Britten
The Rape of Lucretia – chamber opera in two Acts to a libretto by Ronald Duncan after André Obey’s play Le viol de Lucrèce [sung in English with English surtitles]
Male Chorus – Allan Clayton
Female Chorus – Kate Valentine
Collatinus – David Soar
Junius – Oliver Dunn
Tarquinius – Duncan Rock
Lucretia – Claudia Huckle
Bianca – Catherine Wyn-Rogers
Lucia – Ellie Laugharne
The Glyndebourne Tour Orchestra
Nicholas Collon
Fiona Shaw – Director
Michael Levine – Set designer
Nicky Gillibrand – Costume designer
Paul Anderson – Lighting designer
Reviewed by: Peter Reed
Reviewed: 31 October, 2013
Venue: New Victoria Theatre, Woking, Surrey, England
Benjamin Britten’s The Rape of Lucretia has been a problem opera since it first appeared, at Glyndebourne on 12 July 1946, the premiere conducted by Ernest Ansermet and directed by Eric Crozier, causing a rift between composer and the Sussex opera house that took more than 30 years to resolve. Ronald Duncan’s wildly florid libretto is intimidatingly ‘arty’, as though it would much rather be a play in the style of T. S. Eliot; the Male and Female Choruses, who oversee the classical story of the virtuous Roman wife Lucretia’s fate at the hands of the Etruscan prince Tarquinius, too often seem arch, distancing and characterless; and if their Christian annexation of the events seemed a bit much for Christian-literate audiences 67 years ago, it is even more out of step with our secular times.
It’s very much to Fiona Shaw’s credit that her new production – and Glyndebourne’s first since 1946 – depetrifies so imaginatively an opera that can seem written in stone, and in the process adds elements of mystery and ambiguity to set aside those in, for example, The Turn of the Screw. Rather than being in Roman togas, the Choruses are presented as prim, repressed archaeologists in the 1940s, working on the site where the antique fable of defiled chastity and virtue first unfolded. As they dig deeper, the story possesses them, and the past throws off its symbolism and rushes up to embrace the present as they become more and more involved.
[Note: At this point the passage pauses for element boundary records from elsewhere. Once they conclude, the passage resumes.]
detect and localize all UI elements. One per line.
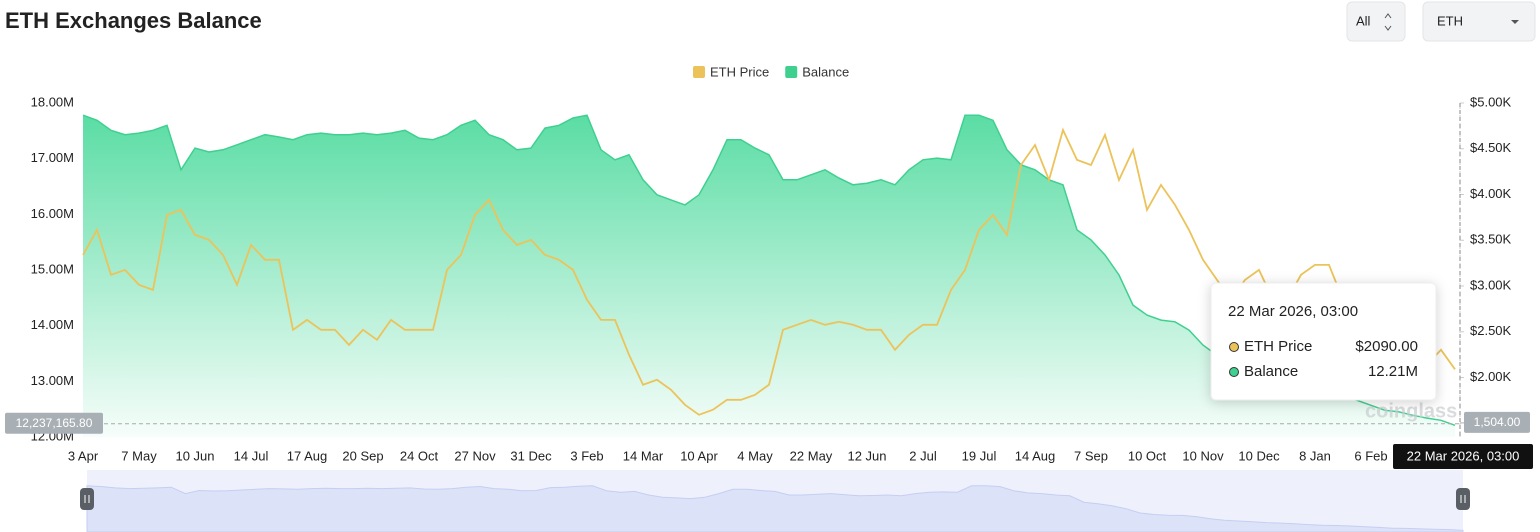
y-tick-label: 15.00M [31, 261, 74, 276]
legend-label: ETH Price [710, 64, 769, 79]
x-tick-label: 19 Jul [962, 448, 997, 463]
tooltip-box [1210, 282, 1437, 401]
navigator-area [86, 485, 1464, 532]
y2-tick-label: $5.00K [1470, 94, 1512, 109]
x-tick-label: 10 Dec [1238, 448, 1280, 463]
x-tick-label: 17 Aug [287, 448, 328, 463]
area [83, 115, 1455, 437]
x-tick-label: 14 Jul [234, 448, 269, 463]
x-tick-label: 22 May [790, 448, 833, 463]
handle-grip [1460, 495, 1466, 503]
x-tick-label: 10 Nov [1182, 448, 1224, 463]
x-tick-label: 27 Nov [454, 448, 496, 463]
tooltip-name: Balance [1244, 363, 1298, 380]
x-tick-label: 10 Jun [175, 448, 214, 463]
range-select[interactable]: All [1346, 1, 1406, 42]
x-tick-label: 20 Sep [342, 448, 383, 463]
tooltip-value: $2090.00 [1355, 338, 1418, 355]
x-tick-label: 24 Oct [400, 448, 439, 463]
crosshair-y2-box [1464, 411, 1530, 433]
tooltip: 22 Mar 2026, 03:00 ETH Price $2090.00 Balan… [1210, 282, 1437, 401]
chart-title: ETH Exchanges Balance [5, 8, 262, 33]
tooltip-dot [1229, 367, 1239, 377]
select-label[interactable]: ETH [1437, 13, 1463, 28]
legend-label: Balance [802, 64, 849, 79]
tooltip-name: ETH Price [1244, 338, 1312, 355]
tooltip-value: 12.21M [1368, 363, 1418, 380]
select-label[interactable]: All [1356, 13, 1371, 28]
y-tick-label: 13.00M [31, 373, 74, 388]
x-tick-label: 2 Jul [909, 448, 937, 463]
x-tick-label: 12 Jun [847, 448, 886, 463]
select-box[interactable] [1422, 1, 1536, 42]
x-tick-label: 10 Apr [680, 448, 718, 463]
x-tick-label: 6 Feb [1354, 448, 1387, 463]
crosshair-y-box [5, 412, 103, 434]
x-tick-label: 3 Feb [570, 448, 603, 463]
navigator [80, 470, 1470, 532]
watermark: coinglass [1365, 400, 1457, 422]
x-tick-label: 14 Aug [1015, 448, 1056, 463]
legend-swatch [693, 66, 705, 78]
y2-tick-label: $4.50K [1470, 140, 1512, 155]
select-icon [1511, 20, 1519, 24]
tooltip-title: 22 Mar 2026, 03:00 [1228, 303, 1358, 320]
crosshair-x-box [1393, 444, 1533, 469]
y-tick-label: 17.00M [31, 150, 74, 165]
y-tick-label: 16.00M [31, 206, 74, 221]
y2-tick-label: $4.00K [1470, 186, 1512, 201]
x-tick-label: 3 Apr [68, 448, 99, 463]
x-tick-label: 7 Sep [1074, 448, 1108, 463]
y2-tick-label: $2.00K [1470, 369, 1512, 384]
legend-swatch [785, 66, 798, 78]
x-tick-label: 4 May [737, 448, 773, 463]
y2-tick-label: $2.50K [1470, 323, 1512, 338]
x-tick-label: 14 Mar [623, 448, 664, 463]
tooltip-dot [1229, 342, 1239, 352]
crosshair-y2-label: 1,504.00 [1474, 415, 1521, 429]
select-icon [1384, 13, 1392, 31]
y2-tick-label: $3.50K [1470, 232, 1512, 247]
coin-select[interactable]: ETH [1422, 1, 1536, 42]
y-tick-label: 18.00M [31, 94, 74, 109]
x-tick-label: 7 May [121, 448, 157, 463]
y-tick-label: 14.00M [31, 317, 74, 332]
x-tick-label: 10 Oct [1128, 448, 1167, 463]
crosshair-y-label: 12,237,165.80 [16, 416, 93, 430]
x-tick-label: 8 Jan [1299, 448, 1331, 463]
navigator-handle[interactable] [80, 488, 94, 510]
navigator-handle[interactable] [1456, 488, 1470, 510]
select-box[interactable] [1346, 1, 1406, 42]
handle-grip [84, 495, 90, 503]
y2-tick-label: $3.00K [1470, 277, 1512, 292]
crosshair-x-label: 22 Mar 2026, 03:00 [1407, 448, 1520, 463]
x-tick-label: 31 Dec [510, 448, 552, 463]
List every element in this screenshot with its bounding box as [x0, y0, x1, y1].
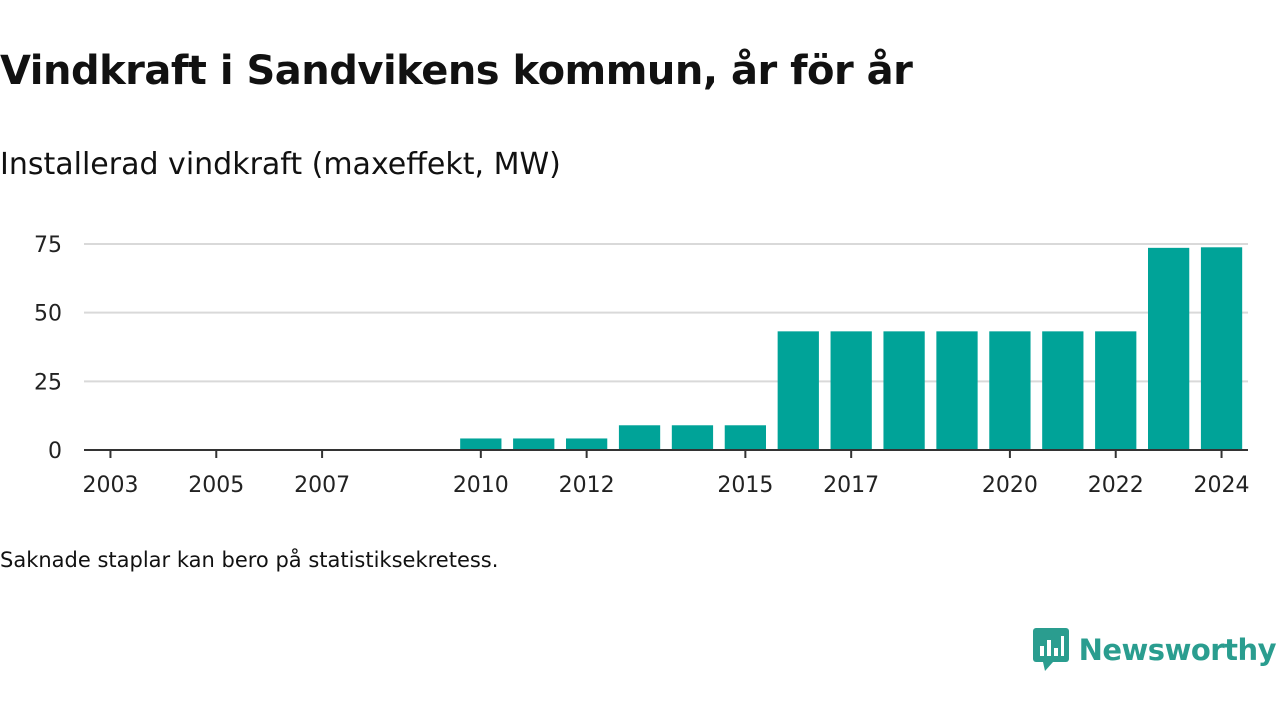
chart-title: Vindkraft i Sandvikens kommun, år för år — [0, 48, 913, 94]
bar — [1200, 247, 1243, 450]
x-tick-label: 2003 — [82, 473, 138, 498]
x-tick-label: 2020 — [982, 473, 1038, 498]
bar — [883, 331, 925, 450]
newsworthy-logo: Newsworthy — [1032, 628, 1277, 672]
bar — [1042, 331, 1084, 450]
bar — [566, 438, 608, 450]
bar — [989, 331, 1031, 450]
x-tick-label: 2022 — [1088, 473, 1144, 498]
bar — [1095, 331, 1137, 450]
x-tick-label: 2005 — [188, 473, 244, 498]
footnote: Saknade staplar kan bero på statistiksek… — [0, 548, 499, 572]
x-tick-label: 2015 — [717, 473, 773, 498]
chart-subtitle: Installerad vindkraft (maxeffekt, MW) — [0, 147, 561, 182]
x-tick-label: 2024 — [1194, 473, 1250, 498]
newsworthy-logo-icon — [1032, 628, 1069, 671]
bar — [671, 425, 714, 450]
x-tick-label: 2007 — [294, 473, 350, 498]
bar — [830, 331, 872, 450]
x-tick-label: 2012 — [559, 473, 615, 498]
bar — [1148, 247, 1190, 450]
newsworthy-logo-text: Newsworthy — [1078, 633, 1277, 667]
bar — [724, 425, 766, 450]
y-tick-label: 0 — [48, 439, 62, 464]
y-tick-label: 75 — [34, 233, 62, 258]
y-tick-label: 50 — [34, 302, 62, 327]
bar — [936, 331, 978, 450]
y-tick-label: 25 — [34, 370, 62, 395]
x-tick-label: 2010 — [453, 473, 509, 498]
bar — [777, 331, 819, 450]
bar — [460, 438, 502, 450]
x-tick-label: 2017 — [823, 473, 879, 498]
bar-chart: 0 25 50 75 2003 2005 2007 2010 2012 2015 2017 2020 2… — [34, 233, 1250, 498]
bar — [513, 438, 555, 450]
bar — [618, 425, 661, 450]
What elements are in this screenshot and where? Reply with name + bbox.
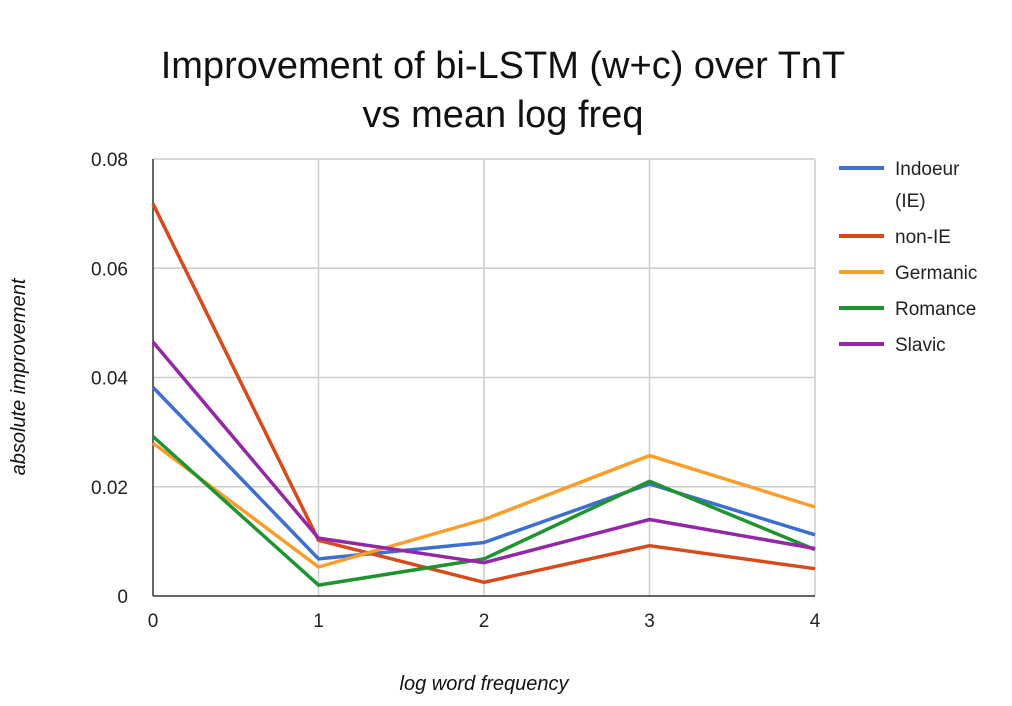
x-tick-label: 0 [148,611,159,632]
x-axis-label: log word frequency [400,673,570,695]
tick-labels: 0 0.02 0.04 0.06 0.08 0 1 2 3 4 [91,150,821,632]
legend-label: non-IE [895,227,951,248]
chart-title-line-1: Improvement of bi-LSTM (w+c) over TnT [161,45,846,87]
legend-label: Indoeur [895,159,960,180]
legend-label: (IE) [895,191,926,212]
y-tick-label: 0.06 [91,259,128,280]
x-tick-label: 2 [479,611,490,632]
series-line-3 [151,435,816,587]
series-lines [151,203,816,587]
axes [152,159,815,597]
x-tick-label: 4 [810,611,821,632]
legend-label: Slavic [895,335,946,356]
y-axis-label: absolute improvement [8,277,30,475]
x-tick-label: 1 [313,611,324,632]
gridlines [153,158,816,596]
chart-title-line-2: vs mean log freq [363,94,644,136]
series-line-2 [151,441,816,569]
x-tick-label: 3 [644,611,655,632]
y-tick-label: 0.08 [91,150,128,171]
legend: Indoeur (IE) non-IE Germanic Romance Slavic [839,159,977,356]
legend-label: Germanic [895,263,977,284]
series-line-1 [151,203,816,585]
y-tick-label: 0 [117,587,128,608]
y-tick-label: 0.04 [91,369,128,390]
series-line-4 [151,340,816,565]
series-line-0 [151,386,816,561]
legend-label: Romance [895,299,976,320]
y-tick-label: 0.02 [91,478,128,499]
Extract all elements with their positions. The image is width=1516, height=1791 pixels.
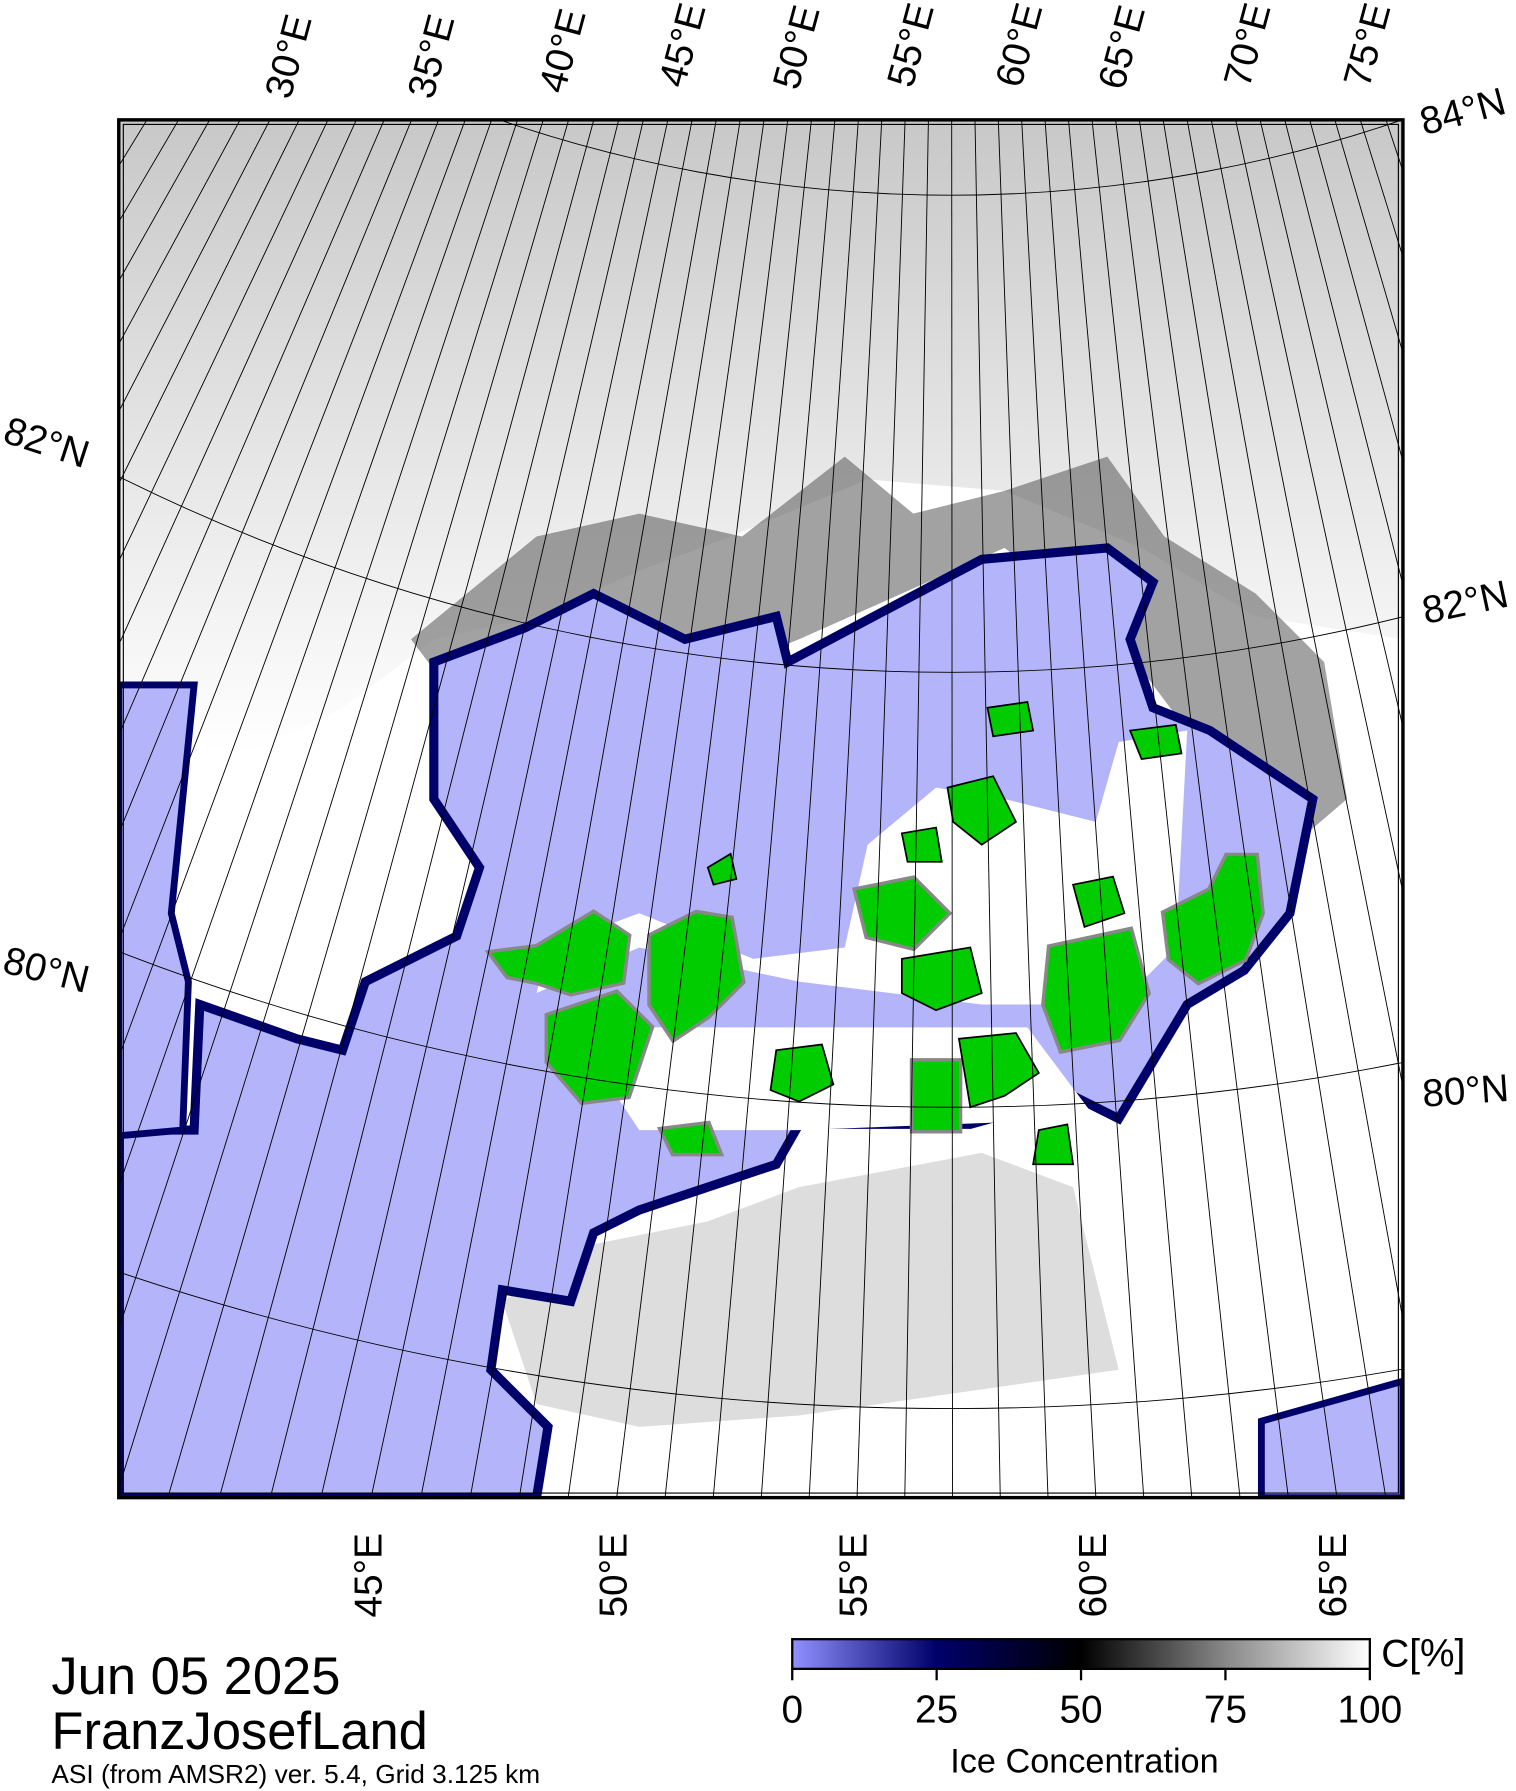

Brilliantly explaining the worrisome Christian element, they are also presented as fervent Bible-bashers who righteously use their faith to protect themselves from the story’s raw eroticism – unsuccessfully, as it happens, when they are overwhelmed by Lucretia’s rape into their own act of explosive lust. Shaw caps this by suggesting that Lucretia has somehow connived in her rape (something that Graham Vick alluded to in his 1980s’ ENO production), which heightens both the ambiguity and the eroticism. The way in which Shaw encourages layers of meaning to flow back and forth in time, so that you’re never quite sure what is action and what is interpretation, is achieved impressively, and the result is both haunting and troubling.
There are plenty of visual coups, as well, in Michael Levine’s effective designs – the tarpaulin protecting the site rises to become the Roman soldiers’ tent; Lucretia ascends from the earth to relive the past; and the last image we see leaves us in no doubt that her fate belongs in the same stable as the Passion of Christ. This lucid ambivalence suits Britten’s music, which didn’t for a moment feel that it was succeeding in spite of the libretto. Nicholas Collon and the 13-strong ensemble worked wonders with Britten’s tirelessly inventive, apposite score – that strange harp passage near the start instantly evoked the languor of bored soldiers on heat – which often sounds as though it was composed in the 1960s rather than the 1940s.
The singing was just as fine. Allan Clayton did a remarkable, highly characterised job as the Male Chorus, and was electrifying in his description of Tarquinius’s ride to Rome. Kate Valentine sang the Female Chorus with similar compelling engagement – her lullaby to the sleeping Lucretia was outstanding – and you easily forgot her main function as narrator. As Tarquinius, Duncan Rock had more than enough physical presence for the role, and proved to be disquietingly seductive in his soliloquy. You could hear every word of Catherine Wyn-Rogers’s decisively sung serving-woman Bianca. Oliver Dunn’s skilfully played Junius wound-up Tarquinius to test Lucretia’s virtue like someone offering an alcoholic a drink, and there was fine singing from David Soar as Collatinus, the husband of Lucretia. Claudia Huckle’s vocal weight suited the latter’s mythic status, although she sounded less comfortable at the top of her register – and to heighten the pathos she is given a young daughter (a non-singing role). Like all archaeology, this production was rediscovery in action.